Treatment options for the AMD patients
Once AMD has reached the advanced stages, there is no treatment available that can restore the loss of vision. However, early treatment can help and can even prevent AMD from progressing. Researchers have found that people at a high risk of developing advanced stages of AMD can lower their risks by about 25 percent when treated with a high-dose of combination of vitamin C, vitamin E, beta carotene and zinc. These nutrients cannot restore the lost vision but can help in lowering the risk of developing advanced macular degeneration to a large extent. They can effectively reduce the risk of vision loss by as much as 19 percent. But the same nutrients provide no benefit to the patients who have no AMD or early AMD. Some of the treatments and interventions that can delay and possibly prevent intermediate AMD from progressing to the advanced stages are available.

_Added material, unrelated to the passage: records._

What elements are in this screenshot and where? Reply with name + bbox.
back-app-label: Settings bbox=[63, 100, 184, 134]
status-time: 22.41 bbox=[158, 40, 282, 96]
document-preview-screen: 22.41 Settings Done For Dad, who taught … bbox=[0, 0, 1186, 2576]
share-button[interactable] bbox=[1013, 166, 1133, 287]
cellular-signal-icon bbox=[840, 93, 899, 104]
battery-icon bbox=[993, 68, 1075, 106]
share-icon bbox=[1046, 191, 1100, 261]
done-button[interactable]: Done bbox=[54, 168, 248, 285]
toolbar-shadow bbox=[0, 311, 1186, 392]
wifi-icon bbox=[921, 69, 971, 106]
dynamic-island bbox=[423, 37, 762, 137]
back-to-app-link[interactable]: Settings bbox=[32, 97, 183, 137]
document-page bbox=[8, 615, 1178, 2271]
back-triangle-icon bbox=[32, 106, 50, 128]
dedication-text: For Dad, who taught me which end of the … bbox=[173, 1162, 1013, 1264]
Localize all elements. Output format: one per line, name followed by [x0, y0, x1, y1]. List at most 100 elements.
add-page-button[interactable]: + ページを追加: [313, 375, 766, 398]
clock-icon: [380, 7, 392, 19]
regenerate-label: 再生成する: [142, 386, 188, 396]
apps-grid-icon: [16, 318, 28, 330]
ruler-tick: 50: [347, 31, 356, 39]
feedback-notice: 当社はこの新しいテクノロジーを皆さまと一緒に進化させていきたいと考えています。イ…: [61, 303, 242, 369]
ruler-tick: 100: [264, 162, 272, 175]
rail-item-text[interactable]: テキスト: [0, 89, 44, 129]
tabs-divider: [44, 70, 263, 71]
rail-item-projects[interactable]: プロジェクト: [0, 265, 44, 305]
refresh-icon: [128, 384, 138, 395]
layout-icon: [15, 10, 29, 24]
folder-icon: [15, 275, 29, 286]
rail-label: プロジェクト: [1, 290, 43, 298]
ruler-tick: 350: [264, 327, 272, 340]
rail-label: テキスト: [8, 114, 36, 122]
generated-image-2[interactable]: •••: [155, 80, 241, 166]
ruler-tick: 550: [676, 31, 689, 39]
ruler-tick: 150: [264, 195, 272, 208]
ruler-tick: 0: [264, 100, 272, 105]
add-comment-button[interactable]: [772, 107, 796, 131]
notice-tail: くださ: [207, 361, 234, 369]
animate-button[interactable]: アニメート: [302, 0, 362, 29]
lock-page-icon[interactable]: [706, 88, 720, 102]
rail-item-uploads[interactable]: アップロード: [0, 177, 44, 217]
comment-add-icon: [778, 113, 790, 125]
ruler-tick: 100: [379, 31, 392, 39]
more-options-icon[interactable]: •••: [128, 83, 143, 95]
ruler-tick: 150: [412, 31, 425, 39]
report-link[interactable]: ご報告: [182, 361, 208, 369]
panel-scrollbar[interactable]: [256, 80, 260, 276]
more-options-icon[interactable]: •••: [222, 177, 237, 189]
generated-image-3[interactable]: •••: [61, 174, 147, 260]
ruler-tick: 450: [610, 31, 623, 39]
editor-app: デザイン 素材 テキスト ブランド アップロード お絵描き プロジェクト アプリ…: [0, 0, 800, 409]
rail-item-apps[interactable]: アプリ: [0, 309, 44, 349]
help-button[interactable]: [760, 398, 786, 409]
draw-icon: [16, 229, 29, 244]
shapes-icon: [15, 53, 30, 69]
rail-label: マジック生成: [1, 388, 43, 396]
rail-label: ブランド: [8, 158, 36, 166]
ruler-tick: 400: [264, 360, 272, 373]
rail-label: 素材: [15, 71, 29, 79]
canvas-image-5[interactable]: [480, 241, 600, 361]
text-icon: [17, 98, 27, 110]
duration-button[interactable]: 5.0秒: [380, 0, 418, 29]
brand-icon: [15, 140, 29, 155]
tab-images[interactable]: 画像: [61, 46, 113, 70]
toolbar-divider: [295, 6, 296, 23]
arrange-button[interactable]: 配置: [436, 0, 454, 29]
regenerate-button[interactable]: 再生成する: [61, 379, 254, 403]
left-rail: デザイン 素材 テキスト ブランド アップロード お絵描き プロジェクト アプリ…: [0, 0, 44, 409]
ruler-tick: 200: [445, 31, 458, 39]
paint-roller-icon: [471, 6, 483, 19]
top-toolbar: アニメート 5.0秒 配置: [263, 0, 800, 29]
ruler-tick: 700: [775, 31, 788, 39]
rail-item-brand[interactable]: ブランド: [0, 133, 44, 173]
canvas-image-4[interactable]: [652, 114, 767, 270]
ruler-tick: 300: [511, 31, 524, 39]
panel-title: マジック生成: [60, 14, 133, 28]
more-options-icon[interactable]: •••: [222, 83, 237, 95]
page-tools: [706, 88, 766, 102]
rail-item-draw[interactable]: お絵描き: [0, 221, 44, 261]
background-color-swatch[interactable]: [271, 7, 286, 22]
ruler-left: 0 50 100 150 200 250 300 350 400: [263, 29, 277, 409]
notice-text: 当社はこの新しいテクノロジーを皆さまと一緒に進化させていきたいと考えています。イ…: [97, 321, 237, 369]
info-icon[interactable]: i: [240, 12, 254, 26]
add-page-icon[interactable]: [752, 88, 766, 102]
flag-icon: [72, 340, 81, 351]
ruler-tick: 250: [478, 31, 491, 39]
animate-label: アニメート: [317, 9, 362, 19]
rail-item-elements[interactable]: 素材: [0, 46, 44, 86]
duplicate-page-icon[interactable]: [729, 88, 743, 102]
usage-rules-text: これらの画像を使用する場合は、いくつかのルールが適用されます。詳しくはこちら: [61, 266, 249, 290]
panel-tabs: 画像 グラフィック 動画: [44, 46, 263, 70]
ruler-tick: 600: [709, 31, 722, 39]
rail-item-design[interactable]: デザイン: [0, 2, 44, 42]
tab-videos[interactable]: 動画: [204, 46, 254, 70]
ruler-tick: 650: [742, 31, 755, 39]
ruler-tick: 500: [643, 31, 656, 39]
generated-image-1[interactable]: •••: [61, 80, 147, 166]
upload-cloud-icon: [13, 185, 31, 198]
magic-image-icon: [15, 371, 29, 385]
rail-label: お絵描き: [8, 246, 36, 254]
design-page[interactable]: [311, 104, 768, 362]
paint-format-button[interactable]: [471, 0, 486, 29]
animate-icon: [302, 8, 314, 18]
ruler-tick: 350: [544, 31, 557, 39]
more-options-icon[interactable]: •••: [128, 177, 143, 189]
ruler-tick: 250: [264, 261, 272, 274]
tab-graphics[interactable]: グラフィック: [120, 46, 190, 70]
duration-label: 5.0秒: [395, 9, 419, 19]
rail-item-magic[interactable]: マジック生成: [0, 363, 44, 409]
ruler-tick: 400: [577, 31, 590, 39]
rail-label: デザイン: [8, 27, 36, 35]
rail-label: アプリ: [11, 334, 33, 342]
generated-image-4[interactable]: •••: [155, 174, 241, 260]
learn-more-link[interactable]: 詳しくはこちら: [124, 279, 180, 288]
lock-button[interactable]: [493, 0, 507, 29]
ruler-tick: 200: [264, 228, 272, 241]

These treatments only reduce but do not eliminate the risk of severe vision loss:
- Lucentis or the Anti-VEGF medication injections – These medications were approved by the FDA in June 2006 and they work by inhibiting proteins called vascular endothelial growth factor (VEGF) that stimulate the development of new vessels and also blocking the leakage from the abnormal vessels leading to wet AMD. Overall, about one-third of patients undergoing Lucentis treatment in FDA clinical trials experienced vision improvement.
- Laser Therapy – A combination of a light-activated drug called a photosensitizer and a low-power, cool laser can be used to target the center of the macula. The photosensitizer drug is injected into the bloodstream and is absorbed by the abnormal blood vessels in the eye. This is followed by a cold laser, which activates the drug, closing off and damages unwanted blood vessels. Laser photocoagulation is another macular degeneration treatment for wet AMD. The procedure uses high-energy laser light to destroy or seal off the actively growing abnormal new blood vessels to prevent leakage and bleeding. But the therapy has its own flaws, i.e. it produces many small retinal scars that can cause blind spots in the patient’s visual field. For this very reason, the laser procedures are not widely used to treat the wet form of AMD.
- Implantable telescope – In July 2010, the FDA approved a tiny, implantable device that magnifies images onto the retina to improve central vision damaged by AMD or Stargardt’s macular dystrophy. The implantable Miniature Telescope magnifies the overall image while reducing the relative size of the blind spot that is caused by macular degeneration.
While not all factors that contribute to eye diseases in the elderly are controllable, they can be prevented to a large extent by eating healthy foods, not smoking, protecting the eyes from UV exposure, controlling body weight, blood pressure and cholesterol et al, being active as much as and as long as possible, by wearing safe eyewear and by being aware of any abrupt changes in ones sight and vision.